- Cover of Petit Paul single-volume edition.

Publication information
- Publisher: Glénat
- Format: Graphic novel
- Genre: Erotic fantasy
- Publication date: 19 September 2018
- Main character(s): Petit Paul

Creative team
- Created by: Bastien Vivès
- Written by: Bastien Vivès
- Artist(s): Bastien Vivès

Collected editions
- Petit Paul: ISBN 978-2-344-02897-1

= Petit Paul =

2018 graphic novel by Bastien Vivès

Petit Paul (lit. 'Little Paul') is a 2018 graphic novel written and illustrated by Bastien Vivès. It was published on 19 September 2018 by Glénat as part of Porn'Pop collection. But it was withdrawn from sale following allegations of child pornography.

== Synopsis ==
The comic strip tells the adventures of a precocious ten-year-old Paul endowed with a penis of astonishing size, who finds himself confronted with the lust of the women around him with whom he ends up having exclusively sexual adventures.

== Controversy ==
Almost immediately after its release, the book became the subject of considerable controversy and the situations presented in it were accused of child pornography.

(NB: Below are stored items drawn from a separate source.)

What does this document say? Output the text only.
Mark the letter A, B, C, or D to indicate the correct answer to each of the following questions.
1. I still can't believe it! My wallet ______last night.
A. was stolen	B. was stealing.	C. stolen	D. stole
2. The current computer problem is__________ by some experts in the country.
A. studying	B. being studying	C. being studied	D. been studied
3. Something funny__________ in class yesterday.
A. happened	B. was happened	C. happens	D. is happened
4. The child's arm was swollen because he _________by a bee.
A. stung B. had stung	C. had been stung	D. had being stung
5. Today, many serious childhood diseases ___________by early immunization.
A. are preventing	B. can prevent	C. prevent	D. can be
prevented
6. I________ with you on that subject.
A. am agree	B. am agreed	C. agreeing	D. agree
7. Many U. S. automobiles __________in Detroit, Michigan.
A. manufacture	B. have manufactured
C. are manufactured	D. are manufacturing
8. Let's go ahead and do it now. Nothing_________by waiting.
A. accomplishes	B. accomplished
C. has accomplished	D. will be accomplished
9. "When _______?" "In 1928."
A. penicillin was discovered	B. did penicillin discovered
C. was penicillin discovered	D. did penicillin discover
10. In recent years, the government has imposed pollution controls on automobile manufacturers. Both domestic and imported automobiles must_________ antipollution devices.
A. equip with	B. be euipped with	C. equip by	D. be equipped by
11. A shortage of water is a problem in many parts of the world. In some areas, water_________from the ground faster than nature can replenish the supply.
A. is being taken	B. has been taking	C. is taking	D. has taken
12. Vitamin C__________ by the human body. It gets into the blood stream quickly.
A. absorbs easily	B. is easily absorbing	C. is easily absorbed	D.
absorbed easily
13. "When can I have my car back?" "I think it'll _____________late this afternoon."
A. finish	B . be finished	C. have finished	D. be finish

In 2022, Bastien Vivès' programming as guest of honor at the Angoulême festival, with a planned exhibition, sparked a new controversy. On this occasion, Bastien Vivès' past statements resurface as well as certain aspects of his editorial production, including Petit Paul. Two associations file complaints against him and his publishers. Cartoonist Joanna Lorho told on Libération on 22 December 2022, "It is dishonest to say that Petit Paul by Bastien Vivès has nothing to do with pedocriminality." She believes that Vivès is representative of a comic strip environment that is too exclusively masculine and sexist.

On 6 January 2023, the Nanterre public prosecutor's office opened a preliminary investigation targeting Bastien Vivès and the publishing houses Glénat and Les Requins Marteau.